Le Chemisier
Séverine est une étudiante brillante, travailleuse, un peu trop sérieuse sans doute. Son mec, lui, est un gentil geek pas vraiment intéressé par elle, mais ils vivent une routine de soirées pizzas entre potes et de visionnage de série télé pas désagréable, mais pas folichonne non plus. Un soir qu’elle garde la fille de ses employeurs habituels – un couple de quadras en crise –, la petite lui vomit dessus. On lui prête alors un chemisier, élégant, féminin, classe. Sa vie bascule. Car le chemisier du titre change d’un coup le regard des autres sur elle. Des hommes surtout. Prof, employeur, type croisé par hasard. Avec cette pièce de soie, Séverine se sent sûre d’elle, attirante, plus mûre. Prête à repousser ses limites de petite fille trop sage, pour se sentir vivre, se sentir adulte, et se trouver elle-même.

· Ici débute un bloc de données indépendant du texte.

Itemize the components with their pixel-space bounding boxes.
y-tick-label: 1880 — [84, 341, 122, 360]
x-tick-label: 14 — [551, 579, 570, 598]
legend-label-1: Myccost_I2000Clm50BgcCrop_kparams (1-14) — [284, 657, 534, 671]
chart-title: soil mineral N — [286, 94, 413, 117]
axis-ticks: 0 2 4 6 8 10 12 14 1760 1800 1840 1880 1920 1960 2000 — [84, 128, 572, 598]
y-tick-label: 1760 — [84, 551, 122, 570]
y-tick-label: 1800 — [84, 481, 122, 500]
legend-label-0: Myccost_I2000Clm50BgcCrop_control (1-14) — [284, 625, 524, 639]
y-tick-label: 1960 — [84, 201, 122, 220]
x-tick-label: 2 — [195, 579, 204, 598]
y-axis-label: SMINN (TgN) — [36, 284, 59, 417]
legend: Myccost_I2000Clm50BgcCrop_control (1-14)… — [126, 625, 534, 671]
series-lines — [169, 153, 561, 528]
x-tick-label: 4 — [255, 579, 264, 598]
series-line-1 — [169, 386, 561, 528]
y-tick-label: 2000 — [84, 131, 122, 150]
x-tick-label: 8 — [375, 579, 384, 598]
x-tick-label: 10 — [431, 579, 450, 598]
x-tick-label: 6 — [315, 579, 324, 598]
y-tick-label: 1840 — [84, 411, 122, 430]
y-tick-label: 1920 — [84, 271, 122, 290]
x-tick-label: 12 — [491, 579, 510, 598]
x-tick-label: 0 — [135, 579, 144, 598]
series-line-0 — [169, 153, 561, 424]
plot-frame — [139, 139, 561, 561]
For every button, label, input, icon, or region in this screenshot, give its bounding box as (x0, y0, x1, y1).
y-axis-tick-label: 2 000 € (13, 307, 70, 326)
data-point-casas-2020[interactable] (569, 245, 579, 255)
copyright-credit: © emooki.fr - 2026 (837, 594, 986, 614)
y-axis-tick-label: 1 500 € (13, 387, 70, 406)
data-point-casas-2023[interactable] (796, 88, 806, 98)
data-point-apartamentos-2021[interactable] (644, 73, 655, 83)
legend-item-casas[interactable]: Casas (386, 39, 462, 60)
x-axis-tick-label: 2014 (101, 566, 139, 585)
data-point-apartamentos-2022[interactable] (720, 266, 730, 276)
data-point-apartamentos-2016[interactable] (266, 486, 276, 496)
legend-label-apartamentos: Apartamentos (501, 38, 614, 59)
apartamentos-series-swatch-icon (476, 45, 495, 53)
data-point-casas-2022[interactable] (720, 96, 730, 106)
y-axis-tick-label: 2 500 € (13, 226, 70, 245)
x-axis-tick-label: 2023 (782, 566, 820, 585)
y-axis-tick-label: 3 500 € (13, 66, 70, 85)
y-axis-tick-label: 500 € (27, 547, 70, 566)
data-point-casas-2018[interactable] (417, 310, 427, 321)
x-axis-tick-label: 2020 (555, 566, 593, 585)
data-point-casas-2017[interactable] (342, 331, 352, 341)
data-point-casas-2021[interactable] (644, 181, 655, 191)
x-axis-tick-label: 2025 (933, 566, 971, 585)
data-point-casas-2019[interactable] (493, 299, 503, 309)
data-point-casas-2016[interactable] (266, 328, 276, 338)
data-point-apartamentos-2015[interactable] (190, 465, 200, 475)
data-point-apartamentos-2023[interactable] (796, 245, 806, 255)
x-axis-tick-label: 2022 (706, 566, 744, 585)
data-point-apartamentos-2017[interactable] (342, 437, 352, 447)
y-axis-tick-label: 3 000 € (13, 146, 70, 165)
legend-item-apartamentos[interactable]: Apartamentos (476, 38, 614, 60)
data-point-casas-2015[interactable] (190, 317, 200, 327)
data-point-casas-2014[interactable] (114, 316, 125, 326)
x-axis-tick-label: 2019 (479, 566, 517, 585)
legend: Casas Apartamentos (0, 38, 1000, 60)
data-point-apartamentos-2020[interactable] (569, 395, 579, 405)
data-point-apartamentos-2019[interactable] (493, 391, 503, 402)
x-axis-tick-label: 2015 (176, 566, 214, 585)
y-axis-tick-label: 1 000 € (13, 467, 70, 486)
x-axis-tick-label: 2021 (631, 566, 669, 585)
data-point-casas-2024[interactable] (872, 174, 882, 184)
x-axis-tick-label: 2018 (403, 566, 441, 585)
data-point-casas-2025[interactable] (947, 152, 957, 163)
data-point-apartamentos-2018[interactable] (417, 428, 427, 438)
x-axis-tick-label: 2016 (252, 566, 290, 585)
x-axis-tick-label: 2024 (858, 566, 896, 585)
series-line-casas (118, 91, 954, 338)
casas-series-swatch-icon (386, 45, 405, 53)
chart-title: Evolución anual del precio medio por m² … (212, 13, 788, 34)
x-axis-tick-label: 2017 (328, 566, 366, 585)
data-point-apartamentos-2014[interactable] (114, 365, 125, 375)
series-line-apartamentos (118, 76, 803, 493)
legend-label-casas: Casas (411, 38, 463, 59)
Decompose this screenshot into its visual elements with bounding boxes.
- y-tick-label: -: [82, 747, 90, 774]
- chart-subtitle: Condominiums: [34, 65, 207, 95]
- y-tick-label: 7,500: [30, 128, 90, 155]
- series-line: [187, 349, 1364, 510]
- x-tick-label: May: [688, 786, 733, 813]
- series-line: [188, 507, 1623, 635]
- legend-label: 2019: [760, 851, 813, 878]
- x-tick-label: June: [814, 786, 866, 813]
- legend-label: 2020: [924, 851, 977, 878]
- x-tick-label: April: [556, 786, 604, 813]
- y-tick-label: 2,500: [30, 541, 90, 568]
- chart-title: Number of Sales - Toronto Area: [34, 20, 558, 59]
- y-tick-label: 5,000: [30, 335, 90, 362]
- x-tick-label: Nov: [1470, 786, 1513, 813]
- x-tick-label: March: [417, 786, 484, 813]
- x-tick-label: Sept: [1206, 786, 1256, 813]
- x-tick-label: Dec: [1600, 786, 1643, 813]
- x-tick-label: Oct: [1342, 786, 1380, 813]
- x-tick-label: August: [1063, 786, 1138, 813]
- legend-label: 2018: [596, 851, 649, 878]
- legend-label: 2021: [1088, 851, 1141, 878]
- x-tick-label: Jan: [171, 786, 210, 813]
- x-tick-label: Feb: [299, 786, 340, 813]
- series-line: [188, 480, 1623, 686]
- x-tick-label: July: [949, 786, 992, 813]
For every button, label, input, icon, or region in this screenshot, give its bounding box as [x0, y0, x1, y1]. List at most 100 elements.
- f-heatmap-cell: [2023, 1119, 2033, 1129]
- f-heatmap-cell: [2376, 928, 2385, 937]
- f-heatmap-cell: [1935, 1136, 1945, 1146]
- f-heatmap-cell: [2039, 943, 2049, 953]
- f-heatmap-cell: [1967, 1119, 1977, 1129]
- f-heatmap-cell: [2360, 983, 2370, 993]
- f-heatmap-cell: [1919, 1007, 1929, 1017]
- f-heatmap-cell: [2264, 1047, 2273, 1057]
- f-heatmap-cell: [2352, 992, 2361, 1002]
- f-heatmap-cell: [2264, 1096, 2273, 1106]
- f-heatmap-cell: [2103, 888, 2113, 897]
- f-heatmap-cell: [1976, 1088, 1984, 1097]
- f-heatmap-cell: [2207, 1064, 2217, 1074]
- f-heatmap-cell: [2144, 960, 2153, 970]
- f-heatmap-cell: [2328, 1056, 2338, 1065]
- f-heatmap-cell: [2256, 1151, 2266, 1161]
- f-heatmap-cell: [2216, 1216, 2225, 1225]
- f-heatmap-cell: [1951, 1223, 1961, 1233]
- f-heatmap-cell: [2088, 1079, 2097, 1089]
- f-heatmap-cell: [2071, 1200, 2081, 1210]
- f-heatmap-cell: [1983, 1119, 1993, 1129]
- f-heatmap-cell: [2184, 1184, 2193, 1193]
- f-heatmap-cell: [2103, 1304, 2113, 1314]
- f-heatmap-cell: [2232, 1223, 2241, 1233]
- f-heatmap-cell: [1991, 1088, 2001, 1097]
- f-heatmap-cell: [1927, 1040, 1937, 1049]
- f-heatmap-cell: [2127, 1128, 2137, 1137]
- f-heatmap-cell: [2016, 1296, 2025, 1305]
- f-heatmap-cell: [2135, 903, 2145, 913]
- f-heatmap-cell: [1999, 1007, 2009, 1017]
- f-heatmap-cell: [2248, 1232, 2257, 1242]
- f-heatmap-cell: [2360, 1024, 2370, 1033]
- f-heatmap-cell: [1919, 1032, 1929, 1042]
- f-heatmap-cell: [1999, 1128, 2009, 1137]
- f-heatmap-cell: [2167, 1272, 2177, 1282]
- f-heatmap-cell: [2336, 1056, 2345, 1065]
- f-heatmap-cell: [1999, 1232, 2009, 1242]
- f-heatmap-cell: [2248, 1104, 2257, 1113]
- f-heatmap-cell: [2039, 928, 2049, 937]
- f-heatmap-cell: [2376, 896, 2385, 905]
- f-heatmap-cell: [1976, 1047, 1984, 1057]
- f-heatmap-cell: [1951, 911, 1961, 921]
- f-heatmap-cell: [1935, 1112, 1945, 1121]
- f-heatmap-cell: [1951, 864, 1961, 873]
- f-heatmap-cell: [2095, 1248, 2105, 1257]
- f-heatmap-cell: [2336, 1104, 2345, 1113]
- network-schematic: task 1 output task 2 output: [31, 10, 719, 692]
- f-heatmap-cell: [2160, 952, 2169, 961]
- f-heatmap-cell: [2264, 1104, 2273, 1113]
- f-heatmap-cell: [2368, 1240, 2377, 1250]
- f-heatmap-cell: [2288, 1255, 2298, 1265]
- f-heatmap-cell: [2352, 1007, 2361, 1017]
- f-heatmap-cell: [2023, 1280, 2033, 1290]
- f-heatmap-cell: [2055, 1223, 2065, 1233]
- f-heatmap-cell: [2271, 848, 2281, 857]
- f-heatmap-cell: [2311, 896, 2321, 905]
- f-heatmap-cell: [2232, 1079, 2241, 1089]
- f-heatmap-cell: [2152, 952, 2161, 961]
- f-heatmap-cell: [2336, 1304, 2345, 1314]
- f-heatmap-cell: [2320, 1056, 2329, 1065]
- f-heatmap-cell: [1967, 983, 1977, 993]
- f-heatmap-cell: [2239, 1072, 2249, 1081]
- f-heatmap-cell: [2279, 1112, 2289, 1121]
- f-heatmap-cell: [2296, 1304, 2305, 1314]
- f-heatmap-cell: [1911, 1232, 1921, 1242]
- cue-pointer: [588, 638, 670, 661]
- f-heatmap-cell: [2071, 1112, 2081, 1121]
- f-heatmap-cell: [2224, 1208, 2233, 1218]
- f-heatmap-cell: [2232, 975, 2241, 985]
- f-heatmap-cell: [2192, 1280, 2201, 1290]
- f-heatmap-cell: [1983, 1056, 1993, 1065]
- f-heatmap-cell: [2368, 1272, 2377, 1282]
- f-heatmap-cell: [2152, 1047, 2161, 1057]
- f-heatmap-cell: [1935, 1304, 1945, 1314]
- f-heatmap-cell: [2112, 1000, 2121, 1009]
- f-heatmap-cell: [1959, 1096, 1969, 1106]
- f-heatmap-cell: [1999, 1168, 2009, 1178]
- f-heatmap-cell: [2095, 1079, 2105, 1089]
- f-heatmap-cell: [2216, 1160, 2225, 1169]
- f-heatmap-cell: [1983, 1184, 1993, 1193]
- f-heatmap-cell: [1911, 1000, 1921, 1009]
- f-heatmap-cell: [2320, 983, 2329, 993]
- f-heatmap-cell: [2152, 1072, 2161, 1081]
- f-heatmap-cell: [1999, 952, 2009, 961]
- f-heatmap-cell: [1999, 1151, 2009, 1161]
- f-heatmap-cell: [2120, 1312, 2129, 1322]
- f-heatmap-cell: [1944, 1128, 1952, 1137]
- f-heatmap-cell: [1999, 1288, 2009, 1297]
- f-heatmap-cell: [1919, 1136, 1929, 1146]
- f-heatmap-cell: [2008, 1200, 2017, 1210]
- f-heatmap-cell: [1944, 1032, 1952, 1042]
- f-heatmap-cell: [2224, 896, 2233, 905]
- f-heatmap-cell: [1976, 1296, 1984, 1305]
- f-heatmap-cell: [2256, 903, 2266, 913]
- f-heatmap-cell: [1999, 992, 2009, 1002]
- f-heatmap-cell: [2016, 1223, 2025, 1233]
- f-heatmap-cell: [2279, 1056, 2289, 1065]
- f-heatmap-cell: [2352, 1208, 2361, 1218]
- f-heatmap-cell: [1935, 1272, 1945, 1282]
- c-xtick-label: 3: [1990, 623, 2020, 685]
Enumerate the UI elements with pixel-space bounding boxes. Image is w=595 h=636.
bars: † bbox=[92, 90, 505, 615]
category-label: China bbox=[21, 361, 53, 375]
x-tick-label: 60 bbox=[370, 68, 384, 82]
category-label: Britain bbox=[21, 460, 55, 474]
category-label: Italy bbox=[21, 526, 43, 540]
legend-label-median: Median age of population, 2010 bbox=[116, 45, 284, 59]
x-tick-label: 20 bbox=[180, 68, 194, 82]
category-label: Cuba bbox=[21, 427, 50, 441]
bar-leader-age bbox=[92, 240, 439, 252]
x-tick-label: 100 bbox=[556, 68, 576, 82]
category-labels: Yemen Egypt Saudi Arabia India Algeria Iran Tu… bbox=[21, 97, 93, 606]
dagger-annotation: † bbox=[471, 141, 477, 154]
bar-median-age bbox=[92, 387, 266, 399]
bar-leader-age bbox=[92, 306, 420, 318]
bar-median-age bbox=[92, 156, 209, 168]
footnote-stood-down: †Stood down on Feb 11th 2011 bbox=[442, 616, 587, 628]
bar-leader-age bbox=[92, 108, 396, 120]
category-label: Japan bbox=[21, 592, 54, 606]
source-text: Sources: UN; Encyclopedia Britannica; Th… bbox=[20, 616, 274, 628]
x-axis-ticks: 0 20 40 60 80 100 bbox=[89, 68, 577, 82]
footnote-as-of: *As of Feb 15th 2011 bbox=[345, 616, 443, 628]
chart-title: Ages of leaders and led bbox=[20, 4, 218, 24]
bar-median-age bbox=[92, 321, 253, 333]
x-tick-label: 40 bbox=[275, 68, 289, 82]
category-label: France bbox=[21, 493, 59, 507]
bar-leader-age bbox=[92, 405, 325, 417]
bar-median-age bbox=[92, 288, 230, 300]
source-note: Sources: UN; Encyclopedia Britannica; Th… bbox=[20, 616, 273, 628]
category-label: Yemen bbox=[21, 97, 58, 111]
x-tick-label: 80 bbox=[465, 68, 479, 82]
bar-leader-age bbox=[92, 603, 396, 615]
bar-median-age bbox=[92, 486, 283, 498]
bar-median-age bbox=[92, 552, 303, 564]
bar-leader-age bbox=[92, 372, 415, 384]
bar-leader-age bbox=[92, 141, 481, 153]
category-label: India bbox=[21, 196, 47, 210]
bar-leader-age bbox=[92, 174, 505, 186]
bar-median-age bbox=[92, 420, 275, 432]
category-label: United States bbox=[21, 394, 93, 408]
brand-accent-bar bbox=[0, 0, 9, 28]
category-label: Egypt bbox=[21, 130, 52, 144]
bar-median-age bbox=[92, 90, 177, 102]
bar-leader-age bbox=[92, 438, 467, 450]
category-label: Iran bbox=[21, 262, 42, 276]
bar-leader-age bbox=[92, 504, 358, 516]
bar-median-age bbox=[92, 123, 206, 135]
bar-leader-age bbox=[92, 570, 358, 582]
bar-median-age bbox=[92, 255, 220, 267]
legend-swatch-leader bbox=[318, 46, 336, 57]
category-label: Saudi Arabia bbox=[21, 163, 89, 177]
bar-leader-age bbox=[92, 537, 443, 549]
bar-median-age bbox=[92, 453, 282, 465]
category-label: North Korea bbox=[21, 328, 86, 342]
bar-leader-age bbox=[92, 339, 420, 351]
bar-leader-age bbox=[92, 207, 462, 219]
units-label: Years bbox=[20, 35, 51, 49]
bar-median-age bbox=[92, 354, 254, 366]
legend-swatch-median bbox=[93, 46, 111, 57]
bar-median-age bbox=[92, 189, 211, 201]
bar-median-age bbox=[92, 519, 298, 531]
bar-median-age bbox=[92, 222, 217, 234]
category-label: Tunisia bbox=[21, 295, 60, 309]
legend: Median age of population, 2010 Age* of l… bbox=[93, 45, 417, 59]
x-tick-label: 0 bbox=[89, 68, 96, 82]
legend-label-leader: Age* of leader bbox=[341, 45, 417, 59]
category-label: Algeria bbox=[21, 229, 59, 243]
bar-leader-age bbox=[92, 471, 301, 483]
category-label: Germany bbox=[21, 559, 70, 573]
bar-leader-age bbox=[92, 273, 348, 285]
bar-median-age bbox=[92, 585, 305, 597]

De ce pitch, on pourrait croire à une histoire fantastique, clin d’oeil aux comics de super-héros où une tenue magique donne des pouvoirs surnaturels à son possesseur. Mais non, ici, le chemisier n’est qu’un objet transitionnel, celui de la féminité qui gagne peu à peu l’héroïne. Qui libère Séverine de son carcan de gentille jeune fille sans éclat. On est donc bien chez Bastien Vivès, qui tourne autour de ce sujet (l’adolescence, le passage à l’âge adulte) depuis des années déjà, avec de belles réussites, telles Polina ou le récent Une soeur. Dans Le Chemisier, on est toujours bluffé par son aisance dans la mise en scène : texte parcimonieux, découpage précis, cadrage jamais gratuit, Bastien Vivès maîtrise la grammaire de la BD sur le bout des doigts et son récit se dévore donc sans forcer. Toutefois, c’est davantage dans le scénario qu’il déçoit ici. La dérive de Séverine est aussi peu crédible que ce chemisier magique, et surtout elle n’aboutit à rien. À certains moments, l’auteur réussit à saisir avec talent la réalité de la vie des jeunes urbains d’aujourd’hui, mais il semble à la longue un peu perdu avec son héroïne, enchaînant les scènes de sexe de manière assez vaine. Les personnages secondaires – le copain, le père de famille, le flic – disparaissent derrière cette figure trop présente et en même temps bien creuse, et ne sont pas plus crédibles. Au final, l’album s’en sort grâce à sa fluidité narrative servie par un dessin qui va vers toujours plus de sobriété. Mais il ne laisse pas grand chose derrière lui, en termes d’émotion ou de réflexion.